Взяла её за руки. Обе. Своими — серыми, с теми же тёмными полосками что у меня, только тоньше, и… глубже? длиннее? Как карандашный рисунок — мой набросок, её — чистовик.
— Не надо, — сказала Марина. Тихо. Без надрыва, без слёз, без обвинений. — Я всё понимаю. Так было нужно.
Три слова.
Я слышал их — и каждое входило в сознание отдельно, с промежутком, как гвозди под ударом опытного плотника. Так. Было. Нужно. Не оправдание — признание. Не прощение — что-то большее. Или меньшее. Принятие, которое невозможно заслужить.
Восемнадцатилетняя девочка пришла из одной палаты в другую и говорила тридцатидвухлетнему офицеру то, что он сам не смог сформулировать за всю свою жизнь. Не словами — действием. Тем, что она не пришла к нему. Пришла к той, кто рядом. Объяснять не тому, кто виноват — а той, что плачет.

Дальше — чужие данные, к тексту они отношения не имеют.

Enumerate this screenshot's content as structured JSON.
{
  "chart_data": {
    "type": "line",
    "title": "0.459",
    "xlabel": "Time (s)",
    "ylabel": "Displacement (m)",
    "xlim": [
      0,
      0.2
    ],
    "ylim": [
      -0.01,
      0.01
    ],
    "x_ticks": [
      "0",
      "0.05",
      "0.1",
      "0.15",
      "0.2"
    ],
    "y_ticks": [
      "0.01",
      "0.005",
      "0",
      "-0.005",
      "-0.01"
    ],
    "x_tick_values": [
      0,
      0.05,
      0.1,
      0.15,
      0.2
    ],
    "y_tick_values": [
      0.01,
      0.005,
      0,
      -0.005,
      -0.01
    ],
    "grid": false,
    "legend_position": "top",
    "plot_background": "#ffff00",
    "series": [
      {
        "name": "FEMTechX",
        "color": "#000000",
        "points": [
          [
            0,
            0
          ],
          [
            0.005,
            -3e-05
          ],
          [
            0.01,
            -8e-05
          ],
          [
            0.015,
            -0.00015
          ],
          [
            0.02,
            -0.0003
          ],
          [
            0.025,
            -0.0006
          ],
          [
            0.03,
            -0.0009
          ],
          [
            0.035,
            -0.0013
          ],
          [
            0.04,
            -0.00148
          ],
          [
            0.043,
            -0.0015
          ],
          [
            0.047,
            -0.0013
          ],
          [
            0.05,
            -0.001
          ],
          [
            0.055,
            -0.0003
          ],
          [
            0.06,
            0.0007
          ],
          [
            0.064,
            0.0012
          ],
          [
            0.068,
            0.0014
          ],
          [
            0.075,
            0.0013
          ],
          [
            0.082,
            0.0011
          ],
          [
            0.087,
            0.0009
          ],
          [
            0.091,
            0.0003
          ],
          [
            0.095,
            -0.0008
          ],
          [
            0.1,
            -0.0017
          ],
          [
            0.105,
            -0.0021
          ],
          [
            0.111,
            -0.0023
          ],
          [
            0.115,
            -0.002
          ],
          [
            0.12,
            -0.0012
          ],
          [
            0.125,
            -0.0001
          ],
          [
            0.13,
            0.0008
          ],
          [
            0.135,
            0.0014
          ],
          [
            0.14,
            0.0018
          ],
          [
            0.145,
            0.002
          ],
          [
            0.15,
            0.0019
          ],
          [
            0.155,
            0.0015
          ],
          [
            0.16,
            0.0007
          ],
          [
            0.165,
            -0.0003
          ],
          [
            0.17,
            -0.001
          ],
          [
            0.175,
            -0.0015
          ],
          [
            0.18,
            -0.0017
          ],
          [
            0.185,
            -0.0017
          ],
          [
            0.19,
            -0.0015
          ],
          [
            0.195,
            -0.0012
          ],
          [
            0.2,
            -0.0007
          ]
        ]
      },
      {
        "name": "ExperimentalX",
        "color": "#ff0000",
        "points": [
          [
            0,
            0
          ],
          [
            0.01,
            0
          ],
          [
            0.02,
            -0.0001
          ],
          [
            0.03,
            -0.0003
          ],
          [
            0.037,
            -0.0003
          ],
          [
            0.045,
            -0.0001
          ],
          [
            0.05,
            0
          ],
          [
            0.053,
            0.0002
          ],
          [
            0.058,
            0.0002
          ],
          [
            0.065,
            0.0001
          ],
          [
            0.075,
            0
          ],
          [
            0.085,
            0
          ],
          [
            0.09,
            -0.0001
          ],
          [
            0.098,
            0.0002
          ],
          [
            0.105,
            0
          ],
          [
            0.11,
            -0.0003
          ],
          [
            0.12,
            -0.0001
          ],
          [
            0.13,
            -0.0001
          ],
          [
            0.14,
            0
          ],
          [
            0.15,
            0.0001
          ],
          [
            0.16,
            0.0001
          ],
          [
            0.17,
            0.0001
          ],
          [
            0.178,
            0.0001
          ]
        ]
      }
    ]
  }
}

Потому что Марина уже приняла. А Таня — ещё нет.
Зверь заскулил.
Тихо. Тонко. Жалобно. Так скулят собаки, которые не понимают, что происходит — когда хозяин плачет, когда в доме кто-то умирает, когда мир перестаёт работать по тем правилам, которые они знали. Зверь — высший хищник, столкнулся с тем, что предательство, подлость оправдывают.
Не самооправдание, а тот, кого он защищал, от кого предавший оттащил, оторвал. Не дал защитить.
У Зверя не было категории для этого. «Свои» — знал. «Враги» — знал. «Угроза» — знал. Но «своя, которая прощает за то, что ты с ней сделал, и утешает другую свою, которая плачет за неё» — этого в нём не было. Не существовало. Не помещалось.